During the inspection, LPA requested to review the facility records, which included the facility roster and S1 file. Facility records revealed S1 was supervising one infant (child 1), five preschool age children (child 2, child 3, child 6, child 7, child 8) and three school age children, (child 4, child 5, child 9). Two of the children observed being supervised by S1,(child 10 and child 11) do not count in the ratio as child 10 and child 11 are over the age of 10 and reside in the home. S1 and the Licensee confirmed the number of children in care. This family child care is a large family child care, however since S1 was alone and providing supervision without an assistant, the licensee shall comply with the capacity requirements for a Small family Child Care and can not exceed a capacity of eight children. Based on LPAs record review, observation, and interviews, the family child care was out of capacity and ratio when LPA arrived to the home. Therefore the facility is being cited a type A citation for regulation 102416.5 (e) Staffing Ratio and Capacity. This poses a immediate risk to the children in care. Refer to LIC 809D.

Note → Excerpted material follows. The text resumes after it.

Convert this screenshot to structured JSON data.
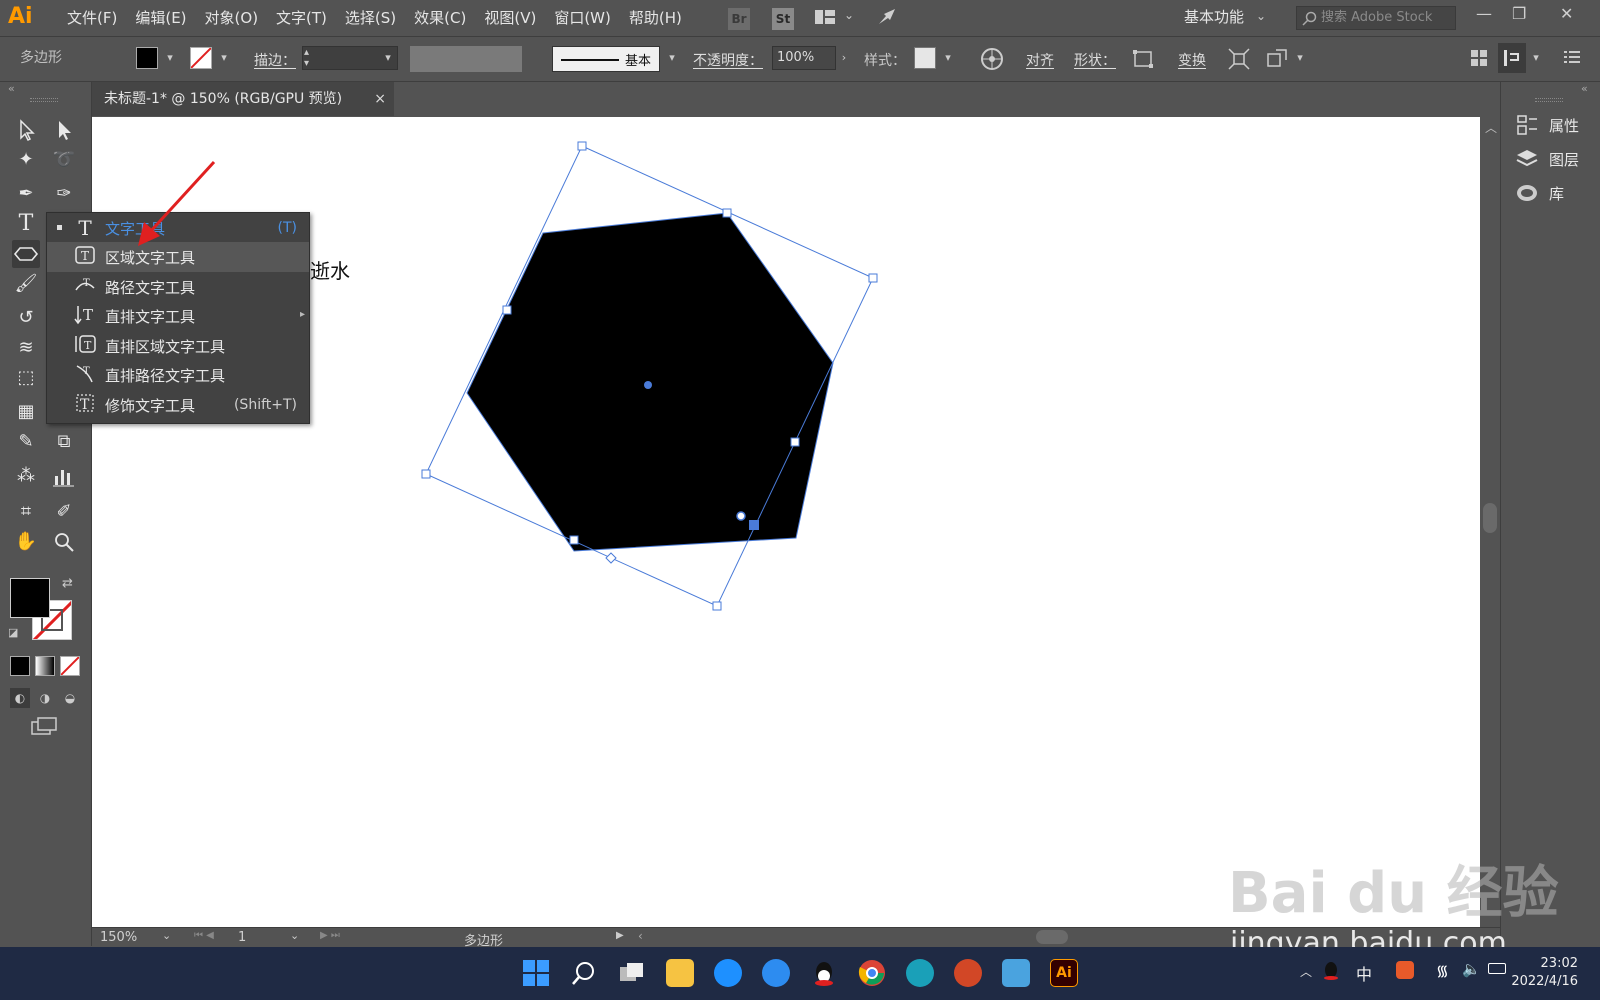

During the inspection, the Licensee was unable to provide LPA with S1s personnel record. When LPA asked if S1 had pediatric cardiopulmonary resuscitation (CPR) and pediatric first aid training, the Licensee stated S1 did not have CRP/First Aid training. LPA observed S1 alone and providing supervision to the child care children therefore S1 was required to have training in CPR/First aid. A type B citation was issued for regulation, 102416(c) Personnel Requirements, refer to LIC 809D. During the inspection, LPA interviewed S1 regarding how long S1 had worked at the family child care. S1 stated a few weeks. The Licensee confirmed S1 has worked at the family child care for a few weeks. Report continued on page two
SUPERVISORS NAME: Lady King
LICENSING EVALUATOR NAME: Kendal Zirbes
LICENSING EVALUATOR SIGNATURE: DATE: 06/13/2024
I acknowledge receipt of this form and understand my licensing appeal rights as explained and received.
FACILITY REPRESENTATIVE SIGNATURE: DATE: 06/13/2024
This report must be available at Child Care and Group Home facilities for public review for 3 years.

LIC809 (FAS) - (06/04)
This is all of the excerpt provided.